Troy put the point on it with less poetry and more punch. “Everybody’s out there. It’s just a giant celebration. It kind of proved that there’s a reason it lasted 30 years: it’s because we’re good at what we do.”
Blunt. Clean. Hard to argue with.
And when I asked what people should know about a Cheshire Grin show in 2026, Pat gave the mission statement: “We came to play. We came to kick ass and have a good time. You can celebrate rock and roll.”
Mark Marquez, wisely, didn’t overcomplicate it. “Amen.”
Afterglow
By the end of the night, what stayed with me wasn’t just the size of the crowd or the roar that met “Stinkfist,” or even the pleasure of hearing all those shorthand setlist fragments turn back into full-body songs. It was the grin of the thing. The part that lingers after the body disappears.

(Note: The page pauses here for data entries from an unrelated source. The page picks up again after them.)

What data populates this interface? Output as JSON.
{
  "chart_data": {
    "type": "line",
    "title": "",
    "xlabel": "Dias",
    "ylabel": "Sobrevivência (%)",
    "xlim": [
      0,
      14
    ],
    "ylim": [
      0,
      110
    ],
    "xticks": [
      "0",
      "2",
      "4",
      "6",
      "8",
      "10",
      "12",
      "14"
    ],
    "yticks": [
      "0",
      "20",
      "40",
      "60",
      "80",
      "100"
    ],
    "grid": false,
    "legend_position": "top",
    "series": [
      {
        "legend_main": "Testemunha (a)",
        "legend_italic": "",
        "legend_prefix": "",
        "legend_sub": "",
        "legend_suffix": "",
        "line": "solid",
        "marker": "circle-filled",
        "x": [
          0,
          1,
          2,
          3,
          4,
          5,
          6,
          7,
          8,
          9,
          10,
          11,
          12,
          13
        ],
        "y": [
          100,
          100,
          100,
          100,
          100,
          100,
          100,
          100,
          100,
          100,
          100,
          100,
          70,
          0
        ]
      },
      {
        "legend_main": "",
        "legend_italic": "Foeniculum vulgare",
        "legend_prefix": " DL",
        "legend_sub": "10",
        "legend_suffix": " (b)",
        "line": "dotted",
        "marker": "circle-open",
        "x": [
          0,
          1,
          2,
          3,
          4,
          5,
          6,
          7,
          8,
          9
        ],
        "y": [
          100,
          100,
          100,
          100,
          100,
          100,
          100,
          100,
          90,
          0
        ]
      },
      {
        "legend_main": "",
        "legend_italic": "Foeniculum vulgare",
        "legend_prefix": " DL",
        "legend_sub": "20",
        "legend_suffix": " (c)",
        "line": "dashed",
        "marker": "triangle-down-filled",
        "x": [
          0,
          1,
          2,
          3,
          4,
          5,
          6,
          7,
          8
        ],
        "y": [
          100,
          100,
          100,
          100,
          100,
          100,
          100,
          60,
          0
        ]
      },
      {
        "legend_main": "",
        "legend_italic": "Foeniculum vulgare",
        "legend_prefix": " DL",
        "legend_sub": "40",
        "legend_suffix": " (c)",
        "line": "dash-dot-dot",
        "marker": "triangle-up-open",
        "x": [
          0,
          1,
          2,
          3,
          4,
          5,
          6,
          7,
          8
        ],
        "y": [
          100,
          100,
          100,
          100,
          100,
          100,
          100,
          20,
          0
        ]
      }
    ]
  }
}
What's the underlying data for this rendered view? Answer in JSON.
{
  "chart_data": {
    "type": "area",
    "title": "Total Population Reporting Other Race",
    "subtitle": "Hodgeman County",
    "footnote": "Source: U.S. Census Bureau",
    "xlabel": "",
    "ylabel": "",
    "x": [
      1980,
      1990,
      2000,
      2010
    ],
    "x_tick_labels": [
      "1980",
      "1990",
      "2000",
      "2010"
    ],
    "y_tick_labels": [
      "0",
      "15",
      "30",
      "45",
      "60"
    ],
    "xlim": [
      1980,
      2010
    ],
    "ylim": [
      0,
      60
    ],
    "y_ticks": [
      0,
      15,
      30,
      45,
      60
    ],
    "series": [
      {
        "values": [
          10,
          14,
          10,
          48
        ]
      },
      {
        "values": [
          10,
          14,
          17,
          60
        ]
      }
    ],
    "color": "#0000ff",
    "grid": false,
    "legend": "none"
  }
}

That’s the real Cheshire trick, isn’t it?
Not vanishing, exactly. More like refusing to vanish completely.
Thirty years in, this band still knows how to turn a crowded room into a shared memory while it’s happening. They still know how to make a local bar feel like the center of its own universe for a couple of hours. They still know that the best rock shows are not just about volume or precision or how many songs you can cram into a night. They’re about recognition. About looking up and seeing old faces, new faces, kids in the crowd, former players on the stage, bartenders keeping the spell alive, security helping the whole thing hold its shape, and realizing this isn’t some fading photograph people are trying to reenact.
It’s still here.
Maybe that’s why the whole evening felt less like looking back and more like stumbling into some crooked little Wonderland where the clocks have all melted, the stories keep interrupting the songs, and the songs keep proving why they were worth carrying this far in the first place.
And when Cheshire Grin smiled, the room smiled back.